It appears the Edmonton Oilers are still one of the many teams actively trying to make something happen at the trade deadline. There are rumours the Oilers are looking for a backup goaltender, depth forward and potentially a faceoff specialist. Names like Jaroslav Halak, Radim Vrbata and even Ales Hemsky have been thrown around.
One of the keys to any moves Edmonton may make could require first freeing up money.
My guess is Oilers shift their sights towards a rental winger, 3rd or 4th line. Money will be an issue, Draisaitl bonuses could be costly.
— Ryan Rishaug (@TSNRyanRishaug) March 1, 2017
With the success of young Oilers Connor McDavid and Leon Draisaitl, there are some performance bonuses that may come due which could affect Edmonton’s ability to fit players under this year’s cap. Draisaitl, for example, has $2.475 million in “B” bonuses that he could reach, while McDavid has upwards of $2.85 million in bonuses he will undoubtedly reach as the NHL current points leader.
For Edmonton to add any rentals — many of whom have significant cap hits — the Oiler’s may need to move money out to make these deals work.
One of the players eating away at some of the money on the Oilers’ books is soon-to-be retired defenseman Andrew Ference. His $3.25 million dollar salary would help give Edmonton wiggle room in any acquisitions.
As is described when it comes to a player like Ference, capfriendly.com says:
When a player is placed on LTIR, their cap hit technically remains on the team’s cap payroll and it continues to count as it always did. It also does not provide the club with additional cap-space savings that can be banked for future use while the team operates below the salary cap. Instead, LTIR provides relief if the club’s averaged club salary, or payroll, begins to exceed the upper limit. The amount of relief that the club receives is calculated on the day the player is placed on LTIR.
With Ference logically done his NHL career, Elliotte Friedman is reporting that Edmonton is looking to move Ference’s contract for some cap relief. Ference, despite having a no-move contract, wouldn’t stand in the way.

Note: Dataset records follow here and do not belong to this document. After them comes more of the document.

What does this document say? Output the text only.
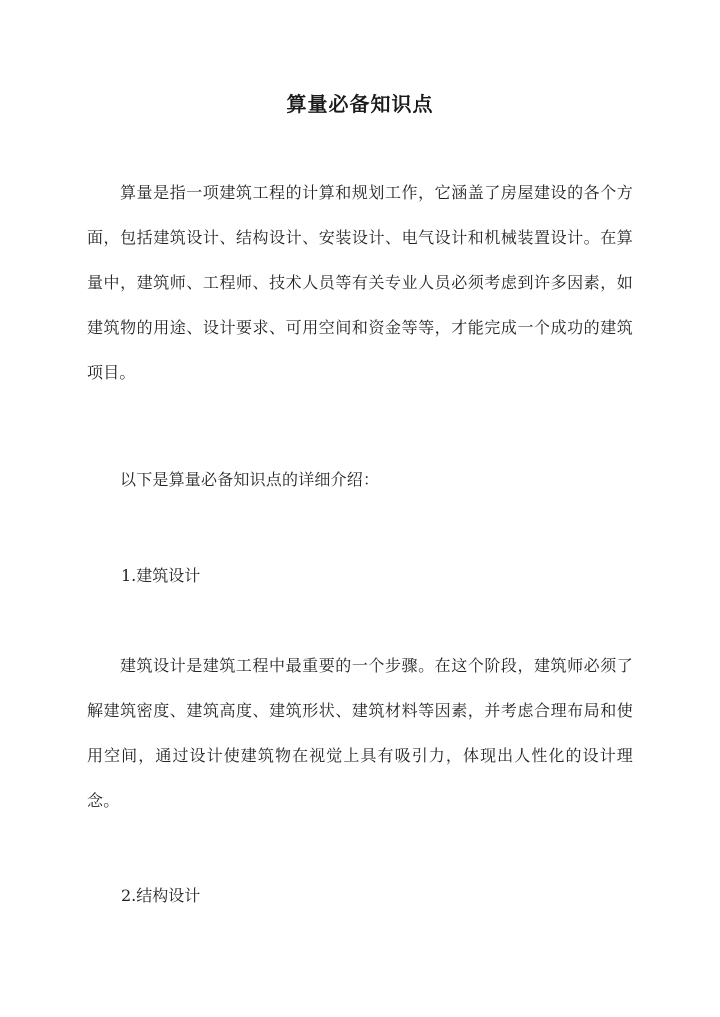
算量必备知识点

算量是指一项建筑工程的计算和规划工作，它涵盖了房屋建设的各个方面，包括建筑设计、结构设计、安装设计、电气设计和机械装置设计。在算量中，建筑师、工程师、技术人员等有关专业人员必须考虑到许多因素，如建筑物的用途、设计要求、可用空间和资金等等，才能完成一个成功的建筑项目。

以下是算量必备知识点的详细介绍：

1.建筑设计

建筑设计是建筑工程中最重要的一个步骤。在这个阶段，建筑师必须了解建筑密度、建筑高度、建筑形状、建筑材料等因素，并考虑合理布局和使用空间，通过设计使建筑物在视觉上具有吸引力，体现出人性化的设计理念。

2.结构设计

EDM trying to move remaining cap hit for Andrew Ference ($3.25M), up at the end of this season. Would create flexibility.
— Elliotte Friedman (@FriedgeHNIC) March 1, 2017
If the Oilers aren’t successful moving Ference’s contract to a team like Arizona or the NHL’s newest franchise in Las Vegas, the Oilers may look to move out a depth player with a higher cap hit.

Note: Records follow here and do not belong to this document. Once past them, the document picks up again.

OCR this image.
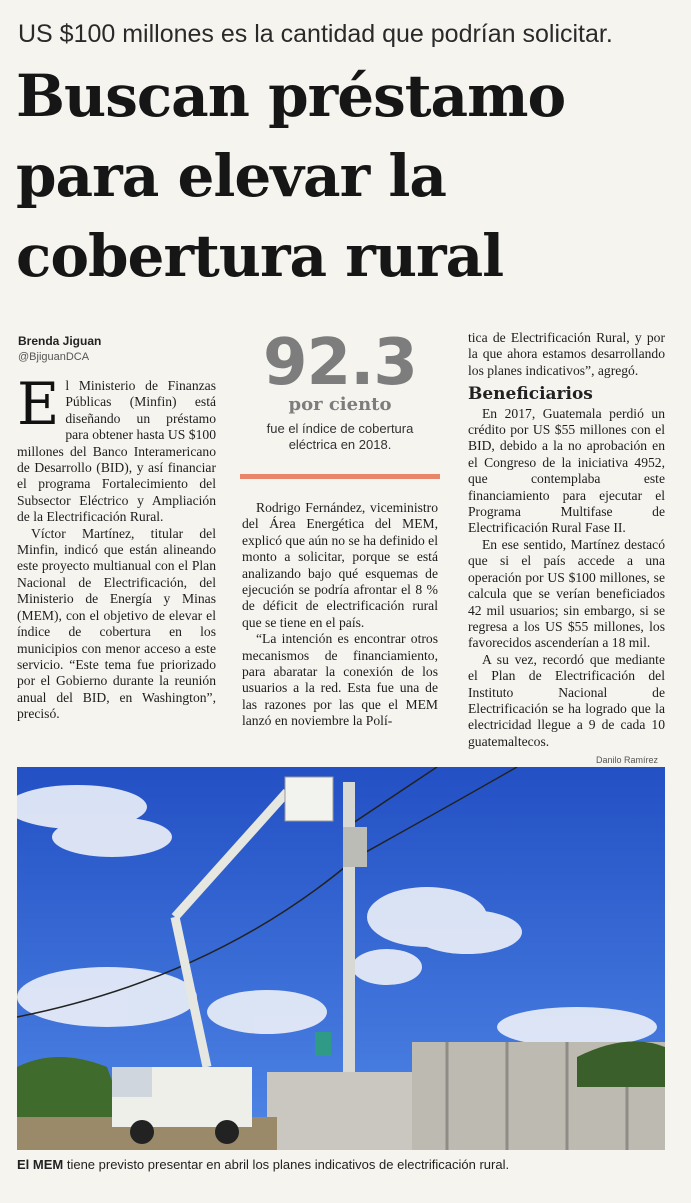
US $100 millones es la cantidad que podrían solicitar.
Buscan préstamo
para elevar la
cobertura rural
Brenda Jiguan
@BjiguanDCA

El Ministerio de Finanzas Públicas (Minfin) está diseñando un préstamo para obtener hasta US $100 millones del Banco Interamericano de Desarrollo (BID), y así financiar el programa Fortalecimiento del Subsector Eléctrico y Ampliación de la Electrificación Rural.

Víctor Martínez, titular del Minfin, indicó que están alineando este proyecto multianual con el Plan Nacional de Electrificación, del Ministerio de Energía y Minas (MEM), con el objetivo de elevar el índice de cobertura en los municipios con menor acceso a este servicio. “Este tema fue priorizado por el Gobierno durante la reunión anual del BID, en Washington”, precisó.

92.3
por ciento
fue el índice de cobertura eléctrica en 2018.

Rodrigo Fernández, viceministro del Área Energética del MEM, explicó que aún no se ha definido el monto a solicitar, porque se está analizando bajo qué esquemas de ejecución se podría afrontar el 8 % de déficit de electrificación rural que se tiene en el país.

“La intención es encontrar otros mecanismos de financiamiento, para abaratar la conexión de los usuarios a la red. Esta fue una de las razones por las que el MEM lanzó en noviembre la Polí-

tica de Electrificación Rural, y por la que ahora estamos desarrollando los planes indicativos”, agregó.

Beneficiarios

En 2017, Guatemala perdió un crédito por US $55 millones con el BID, debido a la no aprobación en el Congreso de la iniciativa 4952, que contemplaba este financiamiento para ejecutar el Programa Multifase de Electrificación Rural Fase II.

En ese sentido, Martínez destacó que si el país accede a una operación por US $100 millones, se calcula que se verían beneficiados 42 mil usuarios; sin embargo, si se regresa a los US $55 millones, los favorecidos ascenderían a 18 mil.

A su vez, recordó que mediante el Plan de Electrificación del Instituto Nacional de Electrificación se ha logrado que la electricidad llegue a 9 de cada 10 guatemaltecos.

Danilo Ramírez
El MEM tiene previsto presentar en abril los planes indicativos de electrificación rural.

Matt Hendricks is not a full-time Oiler at this point and probably playing his final year with the team. He’s got a $1.85 million dollar salary as a depth forward at best.
The Oilers may look to fill his spot with a player like Jujhar Khaira or Drake Caggiula and move Hendricks in a trade with a team willing to take on salary for a later-round draft pick.

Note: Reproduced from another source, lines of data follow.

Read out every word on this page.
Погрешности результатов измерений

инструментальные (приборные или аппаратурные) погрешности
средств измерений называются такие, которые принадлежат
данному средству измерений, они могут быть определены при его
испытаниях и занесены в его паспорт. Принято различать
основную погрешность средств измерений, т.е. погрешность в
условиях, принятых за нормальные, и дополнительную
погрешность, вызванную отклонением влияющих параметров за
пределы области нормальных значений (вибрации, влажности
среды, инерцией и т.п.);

If all else fails, the Oilers will have to convince teams to retain salary in most deals. This was an approach Edmonton took when acquiring David Desharnais. Montreal retained 20% of Desharnais’ salary in the deal that sent Brandon Davidson to Montreal. This is a technique the Oilers also used when they obtained Patrick Maroon at least year’s deadline.
As the deadline nears and fewer and fewer trades happen, some teams may be a bit more willing and Oilers GM Peter Chiarelli may be banking on that fact. It’s worked for him before, it may work for him again. The point is, as moves and trades take place, it’s never too late to count the Oilers out.